Let's put the principles from last chapter into code. Here is the pseudocode:

1. All of your import functions
3. Split your data into 2 subsamples: a "test" and "train" portion as in this page or this page or this page. This is the first arrow in the picture below.[^pic] We will do all of our work on the "train" sample.
4. Before modelling, do EDA (on the training data only!)

• Sample basics: What is the unit of observation? What time spans are covered?
• Look for outliers, missing values, or data errors
• Note what variables are continuous or discrete numbers, which variables are categorical variables (and whether the categorical ordering is meaningful)
• You should read up on what all the variables mean from the documentation in the data folder.
• Visually explore the relationship between v_Sale_Price and other variables.
• For continuous variables - take note of whether the relationship seems linear or quadratic or polynomial
• For categorical variables - maybe try a box plot for the various levels?
• Now decide how you'd clean the data (imputing missing values, scaling variables, encoding categorical variables). These lessons will go into the preprocessing portion of your pipeline below. The sklearn guide on preprocessing is very informative, as this page and the video I link to therein.
5. Prepare to optimize a series of models (covered here)
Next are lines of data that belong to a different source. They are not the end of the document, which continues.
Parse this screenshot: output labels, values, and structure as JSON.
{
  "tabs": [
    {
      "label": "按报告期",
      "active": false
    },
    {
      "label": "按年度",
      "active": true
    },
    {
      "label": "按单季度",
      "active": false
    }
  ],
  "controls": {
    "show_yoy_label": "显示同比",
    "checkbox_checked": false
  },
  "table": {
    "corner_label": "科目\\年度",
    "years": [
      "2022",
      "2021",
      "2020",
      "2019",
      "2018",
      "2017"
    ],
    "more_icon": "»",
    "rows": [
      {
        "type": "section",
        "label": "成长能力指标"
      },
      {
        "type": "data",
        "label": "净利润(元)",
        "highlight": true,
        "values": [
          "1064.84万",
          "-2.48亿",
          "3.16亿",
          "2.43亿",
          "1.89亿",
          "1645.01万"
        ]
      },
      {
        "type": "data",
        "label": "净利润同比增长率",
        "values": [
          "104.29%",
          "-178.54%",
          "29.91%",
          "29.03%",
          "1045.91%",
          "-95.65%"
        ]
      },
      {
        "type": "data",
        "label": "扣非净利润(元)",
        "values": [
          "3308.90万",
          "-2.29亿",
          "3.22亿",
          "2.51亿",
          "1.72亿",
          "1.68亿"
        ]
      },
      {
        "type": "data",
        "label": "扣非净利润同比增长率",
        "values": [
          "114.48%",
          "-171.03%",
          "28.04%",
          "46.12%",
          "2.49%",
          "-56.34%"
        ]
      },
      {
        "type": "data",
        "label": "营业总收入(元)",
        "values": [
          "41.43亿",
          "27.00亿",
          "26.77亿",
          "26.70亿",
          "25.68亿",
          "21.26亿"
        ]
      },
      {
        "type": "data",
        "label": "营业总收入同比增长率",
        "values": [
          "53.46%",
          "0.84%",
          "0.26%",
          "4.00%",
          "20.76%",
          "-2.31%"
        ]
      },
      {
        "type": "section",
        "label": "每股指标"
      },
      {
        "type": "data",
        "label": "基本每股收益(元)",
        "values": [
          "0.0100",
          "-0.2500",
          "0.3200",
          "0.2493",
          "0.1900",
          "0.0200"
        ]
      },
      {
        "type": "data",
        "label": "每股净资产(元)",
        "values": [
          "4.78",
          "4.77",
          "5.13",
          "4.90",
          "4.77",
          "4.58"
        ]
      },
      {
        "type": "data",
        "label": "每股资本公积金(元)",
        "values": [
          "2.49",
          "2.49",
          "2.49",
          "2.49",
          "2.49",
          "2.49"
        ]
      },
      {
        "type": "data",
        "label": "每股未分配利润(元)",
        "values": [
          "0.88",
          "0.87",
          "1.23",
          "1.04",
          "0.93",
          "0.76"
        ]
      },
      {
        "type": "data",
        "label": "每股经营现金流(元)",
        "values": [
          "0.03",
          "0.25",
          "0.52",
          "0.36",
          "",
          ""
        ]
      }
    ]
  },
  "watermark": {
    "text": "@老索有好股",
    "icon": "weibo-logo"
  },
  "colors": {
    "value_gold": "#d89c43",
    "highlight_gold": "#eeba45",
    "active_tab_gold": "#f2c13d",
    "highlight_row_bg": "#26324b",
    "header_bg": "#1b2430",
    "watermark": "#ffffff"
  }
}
1. Set up one pipeline to clean each type of variable
2. Combine those pipes into a "preprocessing" pipeline using ColumnTransformer
3. Set up your cross validation method:
• The picture below illustrates 5 folds apparently based on the row number.
• There are many CV splitters available, including TimeSeriesSplit (a starting point for asset price predictions) and GroupTimesSeriesSplit is in development (which addresses a core problem with TimeSeriesSplit, and is shown in practice here)
4. Set up your scoring metric as discussed here
6. Optimize candidate model 1 on the training data
1. Set up a pipeline that combines preprocessing, estimator
2. Set up a hyper param grid
3. Find optimal hyper params (e.g. gridsearchcv)
4. Save pipeline with optimal params in place
7. Repeat step 6 for other candidate models
8. Compare all of the optimized models
# something like...
for model in models:
cross_validate(model, X, y,...)


Here is that outline, but as a block of code you can use as a blueprint in projects:

In [ ]:
# import lots of functions
# split to test and train (link to split page/sk docs)

## pre-modeling (on the training data only!)

# do lots of EDA
# look for missing values, which variables are what type, and outliers
# figure out how you'd clean the data (imputation, scaling, encoding categorical vars)
# these lessons will go into the preprocessign portion of your pipeline

## optimize a series of models

# set up pipeline to clean each type of variable (1 pipe per var type)
# combine those pipes into "preprocess" pipe
# set up cv (can set up iterable to do OOS! or TimeSeriesSplit, or...)
# set up scoring

## optimize candidate model type #1:

#     set up pipeline (combines preprocessing, estimator)
#     set up hyper param grid
#     find optimal hyper params (gridsearchcv)
#     save pipeline with optimal params in place
#     (Note: you should spend time interrogating model predictions, plotting and printing.
#     Does the model struggle predicting certain obs? Excel at some?)

## optimize candidate model type #2

...

## optimize candidate model type #N

## compare the N optimized models

# build list of models (each with own optimized hyperparams)
# for model in models:
#    cross_validate(model, X, y,...)
# pick the winner!